Pederson, a 31-year-old Dana Point resident, said Dana Point Unplugged takes a very different approach to hosting community conversation and said he is proud of its role in the community.
“It was getting so negative for a while,” Pedersen said. “So I’ve tried to post more, asking open questions, even if it doesn’t relate to Dana Point, to try and steer the conversation.”
Pedersen equated this recent increase in host posting to Dana Point Unplugged’s beginning where he had to post more content in order to drive participation and engagement.
Currently, participation doesn’t seem to be an issue. Pedersen said if trends continue, Dana Point Unplugged could reach more than 10-15,000 members by the end of the year. Currently, Dana Point Unplugged is a “ask to join” group, needing approval by Pedersen.
“I try to vet every request,” Pedersen voiced. “I am sure that every person has some attachment to Dana Point, or at least South Orange County.”
“I will pull a comment if it is absolutely obvious that it is untrue, but for the most part I let it go,” Pedersen continued, reasoning that there isn’t enough time in the day for him to fact check every comment. Pedersen said that he personally receives more than 33,000 Dana Point Unplugged notifications every month.
“I don’t really have a moderation program,” Pedersen admitted. “I don’t think people realize how many posts I delete.”
Pedersen said he has received suggestions to add additional moderators to monitor the site, but has to-date refused because he enjoys the control.
“I think I have a good understanding of the community,” said Pedersen, claiming that if Dana Point Unplugged reaches the following he suspects it will, he will have to entertain the idea of additional moderators.
Pedersen said he has had minimal contact with other South Orange County community forum website hosts, but infrequently, and that he has minimal interaction with the City of Dana Point with the exception of City Council member Debra Lewis, who Pedersen said frequently participates in Dana Point Unplugged discussions.
City Council member Joe Mueller said he believes the responsibility of City Council members and city staff lies in accurately vetting information for the public concerning the city’s actions, not to promote personal agendas.
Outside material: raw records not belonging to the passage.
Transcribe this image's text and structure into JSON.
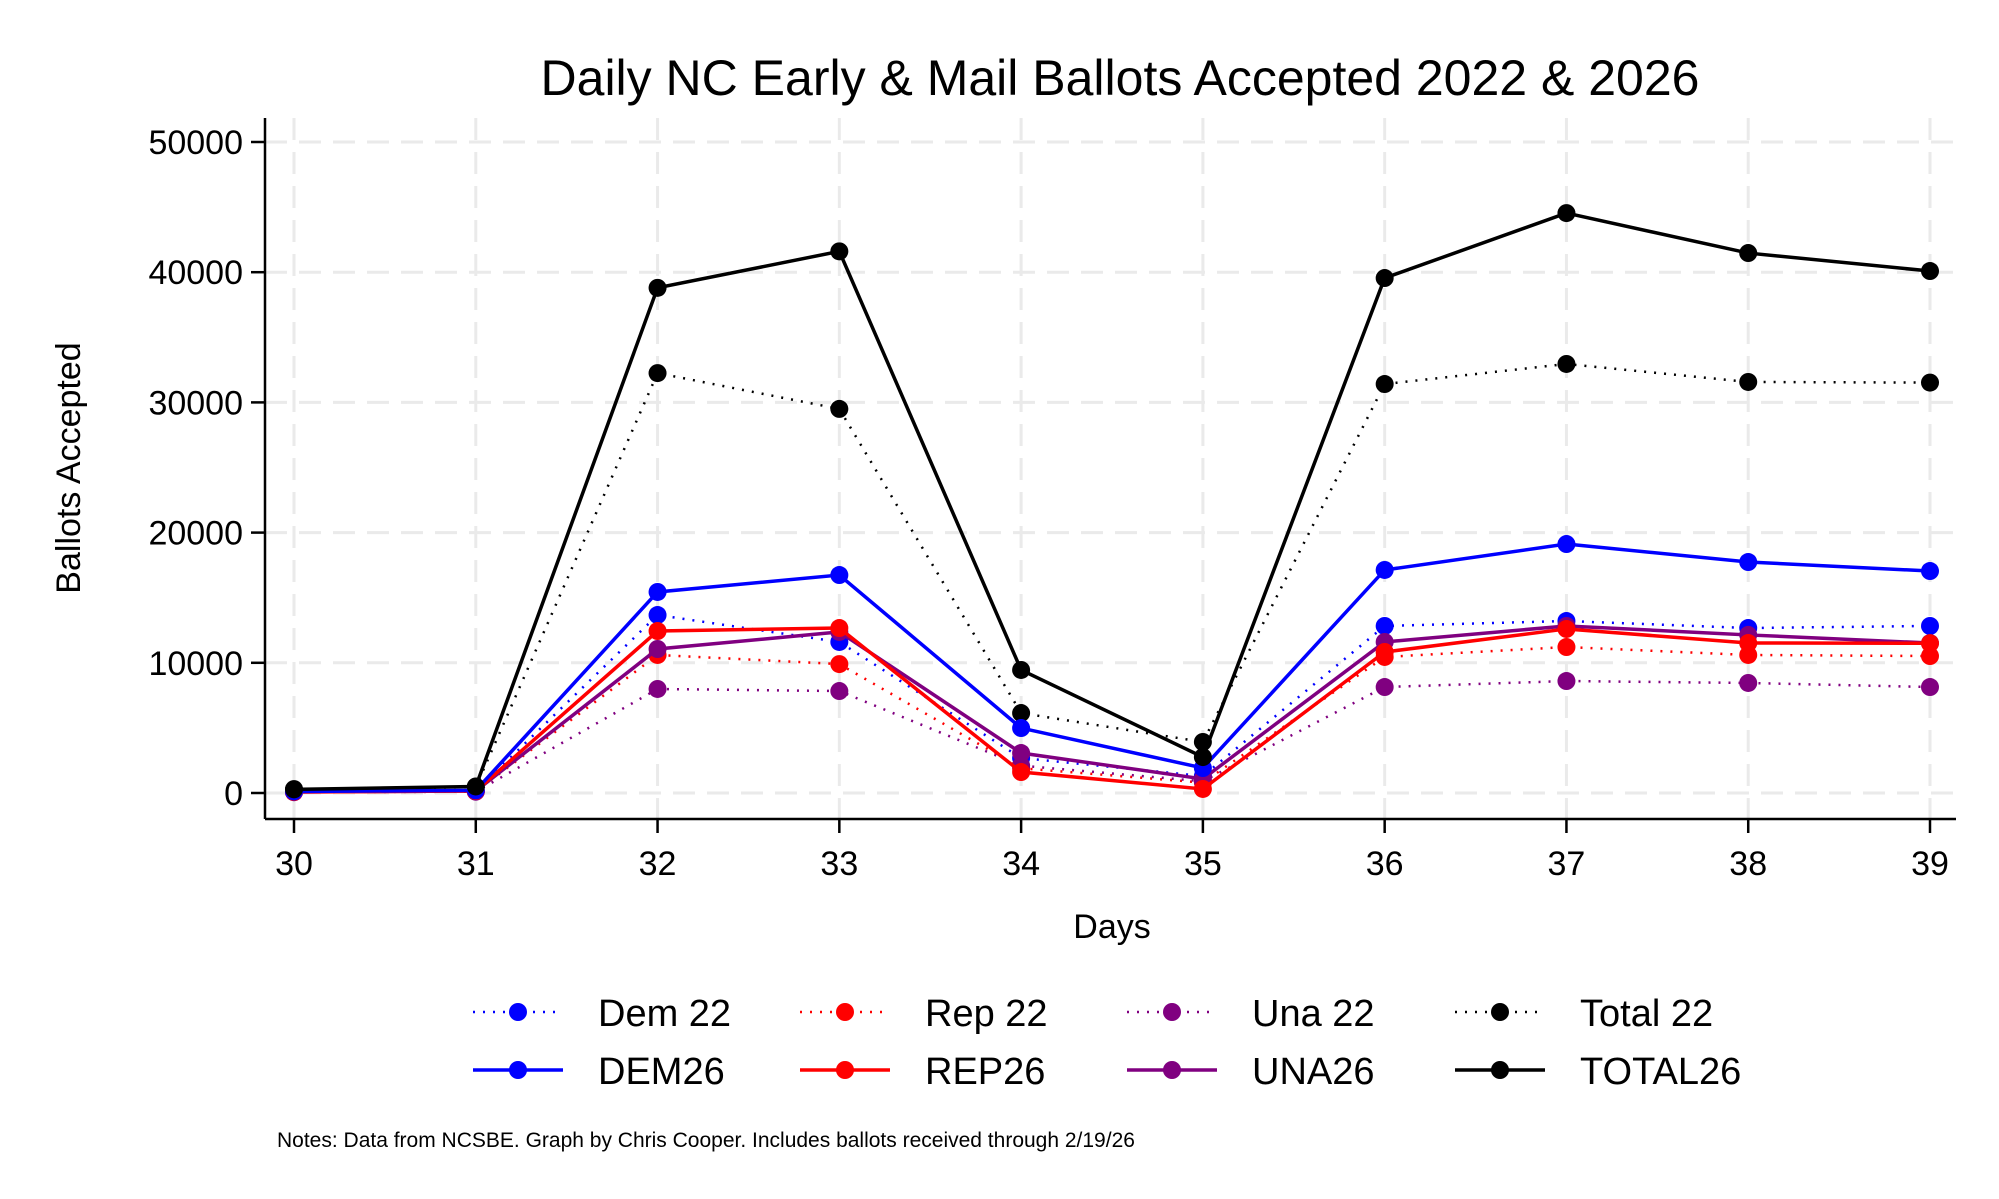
{
  "chart_data": {
    "type": "line",
    "title": "Daily NC Early & Mail Ballots Accepted 2022 & 2026",
    "xlabel": "Days",
    "ylabel": "Ballots Accepted",
    "x": [
      30,
      31,
      32,
      33,
      34,
      35,
      36,
      37,
      38,
      39
    ],
    "xlim": [
      30,
      39
    ],
    "ylim": [
      0,
      50000
    ],
    "yticks": [
      0,
      10000,
      20000,
      30000,
      40000,
      50000
    ],
    "xticks": [
      30,
      31,
      32,
      33,
      34,
      35,
      36,
      37,
      38,
      39
    ],
    "grid": true,
    "legend_position": "bottom",
    "series": [
      {
        "name": "Dem 22",
        "color": "#0000ff",
        "style": "dotted",
        "values": [
          100,
          150,
          13670,
          11600,
          2690,
          1300,
          12830,
          13210,
          12670,
          12830
        ]
      },
      {
        "name": "Rep 22",
        "color": "#ff0000",
        "style": "dotted",
        "values": [
          80,
          120,
          10600,
          9900,
          1900,
          800,
          10450,
          11210,
          10600,
          10520
        ]
      },
      {
        "name": "Una 22",
        "color": "#800080",
        "style": "dotted",
        "values": [
          60,
          100,
          7990,
          7830,
          2100,
          900,
          8140,
          8600,
          8450,
          8140
        ]
      },
      {
        "name": "Total 22",
        "color": "#000000",
        "style": "dotted",
        "values": [
          300,
          450,
          32250,
          29500,
          6140,
          3920,
          31410,
          32950,
          31570,
          31520
        ]
      },
      {
        "name": "DEM26",
        "color": "#0000ff",
        "style": "solid",
        "values": [
          120,
          200,
          15440,
          16740,
          4990,
          1920,
          17130,
          19120,
          17740,
          17050
        ]
      },
      {
        "name": "REP26",
        "color": "#ff0000",
        "style": "solid",
        "values": [
          80,
          150,
          12440,
          12670,
          1610,
          310,
          10830,
          12600,
          11520,
          11500
        ]
      },
      {
        "name": "UNA26",
        "color": "#800080",
        "style": "solid",
        "values": [
          80,
          150,
          11060,
          12370,
          3070,
          1080,
          11600,
          12830,
          12140,
          11520
        ]
      },
      {
        "name": "TOTAL26",
        "color": "#000000",
        "style": "solid",
        "values": [
          280,
          500,
          38800,
          41600,
          9450,
          2760,
          39550,
          44540,
          41470,
          40090
        ]
      }
    ],
    "note": "Notes: Data from NCSBE. Graph by Chris Cooper. Includes ballots received through 2/19/26"
  }
}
This is why he voted in support of Dana Point’s recent decision to spend up to $75,000 dollars to contract with a public relations and social media consultant company.
“Residents have voiced to me that they often don’t participate in the various social media platforms because of the vitriol they are likely to encounter,” Mueller said, who also said he was worried that voices may be silenced when they are in opposition to a platform host’s agenda.
Mueller clarified during campaigning, candidates are able to be direct in their intentions of promotion, and that he thought it was best to keep community interaction and political promotion distinct.
Truthfulness and authenticity seem to be underlying issues concerning the thousands of participants in these apparent community conversations, including Dana Point’s law enforcement members, citizens, elected officials and city staff.
“I’m not sure if the community is aware of the volume of unvetted, unconfirmed information they are receiving,” Lt. Sheehan said when asked if in her opinion, social media accurately depicted life in Dana Point.
As Dana Point enters election season and a number of high-tension issues such as homelessness and crime are being discussed, residents are forced to consider where and how they receive their information.